The minimum duration of user speech required to interrupt the agent when it’s speaking. Similar to minimumTurnDuration but provides a higher threshold for interrupting the agent. Ignored if the value is less than minimumTurnDuration.Trade-offs:
  • Shorter durations → More sensitive to interruptions, may trigger on background noise.
  • Longer durations → Less sensitive to noise, but may miss legitimate interruption attempts.
Adjusting minimumInterruptionDuration
vadSettings: {
  minimumInterruptionDuration: "0.09s"
}

frameActivationThreshold

frameActivationThreshold
number
default:"0.1"
The threshold for considering an individual audio frame as containing speech (0.1 to 1.0).Trade-offs:
  • Lower thresholds → More sensitive to quiet speech, but more false positives.
  • Higher thresholds → Less sensitive to noise, but may miss quiet or distant speakers.
Adjusting frameActivationThreshold
vadSettings: {
  frameActivationThreshold: 0.1  // Very sensitive to potential speech
}

Best Practices for VAD Tuning

Start with DefaultsThe default VAD settings work well for most applications. Only adjust them if you have specific, tested issues that can’t be resolved through environmental or hardware improvements.

The Safest Parameter to Adjust

If you venture into adjusting VAD settings, turnEndpointDelay is the safest parameter to modify. As noted in the API reference, “there’s nothing special about this value” - it’s simply a starting point that works well in most scenarios.

Making Changes Safely

  1. Change one parameter at a time → Isolate the effects of each adjustment.
  2. Test thoroughly → Use real users and realistic environments.
  3. Monitor the trade-offs → Every improvement in one area may cause issues in another.

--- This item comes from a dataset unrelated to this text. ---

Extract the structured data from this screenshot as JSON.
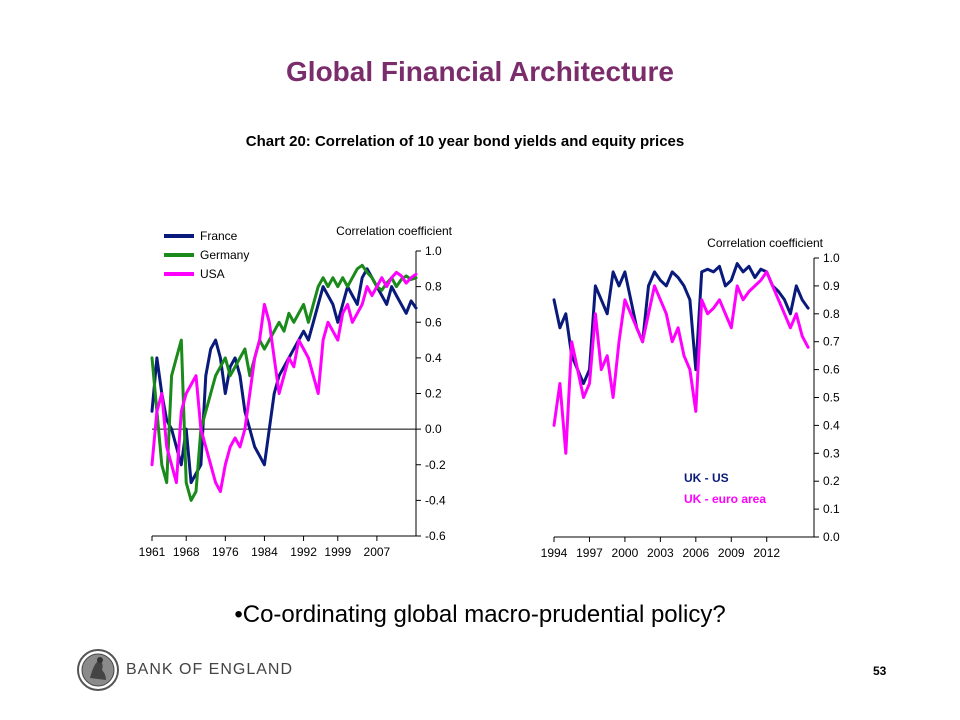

Environmental Solutions First

Before adjusting VAD parameters, consider:
  • Audio quality → Better microphones reduce VAD complexity.
  • Network quality → Poor connections can affect VAD performance.
Remember: VAD tuning is a series of trade-offs. The system is designed to be intelligent and adaptive. Trust the defaults unless you have a compelling, well-tested reason to change them.